The main concern of reporters is that Scaife, through the Allegheny, Carthage, and Scaife Foundations, is orchestrating a campaign to bring down President Clinton which is so broad-based that it even includes independent counsel Kenneth Starr. For instance, in a February 1 CNN Impact story, Kathy Slobogin said: "Finally, there is the Clintons’ arch nemesis Ken Starr." Among his links to Clinton detractors: a "year ago he almost took an academic job funded by millionaire Richard Mellon Scaife, a relentless Clinton opponent."

Rita Braver saw sinister connections in a February 8 CBS Evening News report. "Christopher Ruddy, a reporter at Scaife’s newspaper, the Pittsburgh Tribune-Review, wrote a spate of articles claiming former White House aide Vincent Foster was murdered rather than committed suicide," reported Braver.

In addition, "Scaife foundations have given hundreds of thousands of dollars to the American Spectator, which broke the story that led to the Paula Jones sexual harassment suit against Mr. Clinton. Scaife also funded a special Clinton investigative unit at the magazine. Scaife also helped underwrite the School of Public Policy at Pepperdine University where, the school says, purely by coincidence, independent counsel Ken Starr is slated to work."

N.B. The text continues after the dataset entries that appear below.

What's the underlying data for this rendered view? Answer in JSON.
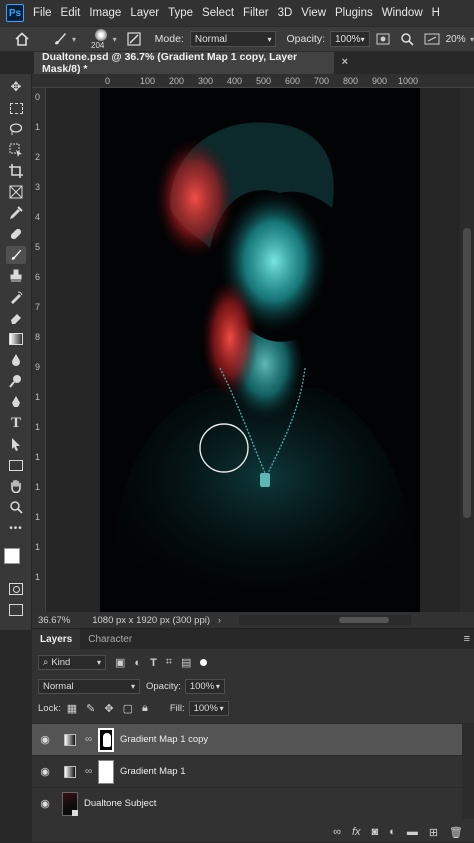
{
  "menubar": {
    "logo": "Ps",
    "items": [
      "File",
      "Edit",
      "Image",
      "Layer",
      "Type",
      "Select",
      "Filter",
      "3D",
      "View",
      "Plugins",
      "Window",
      "H"
    ]
  },
  "options": {
    "brush_size": "204",
    "mode_label": "Mode:",
    "mode_value": "Normal",
    "opacity_label": "Opacity:",
    "opacity_value": "100%",
    "zoom_value": "20%"
  },
  "document": {
    "tab_title": "Dualtone.psd @ 36.7% (Gradient Map 1 copy, Layer Mask/8) *",
    "close_glyph": "×"
  },
  "rulers": {
    "top": [
      "0",
      "100",
      "200",
      "300",
      "400",
      "500",
      "600",
      "700",
      "800",
      "900",
      "1000"
    ],
    "left": [
      "0",
      "1",
      "2",
      "3",
      "4",
      "5",
      "6",
      "7",
      "8",
      "9",
      "1",
      "1",
      "1",
      "1",
      "1",
      "1",
      "1"
    ]
  },
  "status": {
    "zoom": "36.67%",
    "doc_info": "1080 px x 1920 px (300 ppi)"
  },
  "colors": {
    "accent_red": "#e8423f",
    "accent_cyan": "#35c8cc",
    "app_bg": "#282828"
  },
  "panel": {
    "tabs": [
      "Layers",
      "Character"
    ],
    "filter_kind": "Kind",
    "blend_mode": "Normal",
    "opacity_label": "Opacity:",
    "opacity_value": "100%",
    "lock_label": "Lock:",
    "fill_label": "Fill:",
    "fill_value": "100%",
    "layers": [
      {
        "name": "Gradient Map 1 copy",
        "selected": true
      },
      {
        "name": "Gradient Map 1",
        "selected": false
      },
      {
        "name": "Dualtone Subject",
        "selected": false
      }
    ],
    "footer_icons": [
      "link-icon",
      "fx-icon",
      "mask-icon",
      "adjustment-icon",
      "folder-icon",
      "new-layer-icon",
      "trash-icon"
    ]
  }
}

The February 9 Time also saw suspicious undertones in Starr’s connection to Pepperdine. "Last year, in a decision he later reversed under pressure from Republican lawmakers, Starr announced that he was leaving his job to become dean of the law and public policy schools at Pepperdine University," wrote Walter Kirn. "The chair Starr had set his sights on, as it happened, was endowed by a certain Richard Mellon Scaife, an archconservative Pennsylvania billionaire" whose employee Christopher Ruddy "is notorious for his own conspiracy theories" and whose "billions have also bankrolled the American Spectator, the magazine that broke the Troopergate story."

Nine articles in The New York Times, the Los Angeles Times, The Washington Post, and USA Today since the Clinton sex scandal broke have mentioned that Starr had planned to leave the independent counsel’s office to take the job at Pepperdine funded by Scaife, implying a conflict-of-interest for Starr.

But a February 11 Investor’s Business Daily editorial pointed out that if "this was a conspiracy, it sure was an odd one. Here was Scaife helping fund a new position that tempted Starr — allegedly ‘his’ man — away from the work of probing the president." And none of the media reports mentioned, as Accuracy in Media’s Reed Irvine has pointed out, that Scaife cut off funding for the American Spectator after the magazine published an article critical of those who dismissed Starr’s conclusion that Foster had not been murdered. Reporters didn’t ask if such independent actions from Starr and the Spectator seem likely from mere pawns in a Scaife-controlled conspiracy.

Big-money foundations supporting political causes is not at all unusual in America. Most of the richest foundations are distinctly liberal, with the Ford Foundation giving away over $300 million annually, the MacArthur Foundation donating over $100 million, and the Carnegie Foundation over $50 million. The conservative Bradley, Scaife, and Olin foundations each give less than $50 million.

Reporters don’t find it newsworthy when, for instance, the Ford Foundation supports such leftist groups as the American Civil Liberties Union, the Center for Budget and Policy Priorities, and the Children’s Defense Fund. But the smaller political donations of Scaife generate media controversy.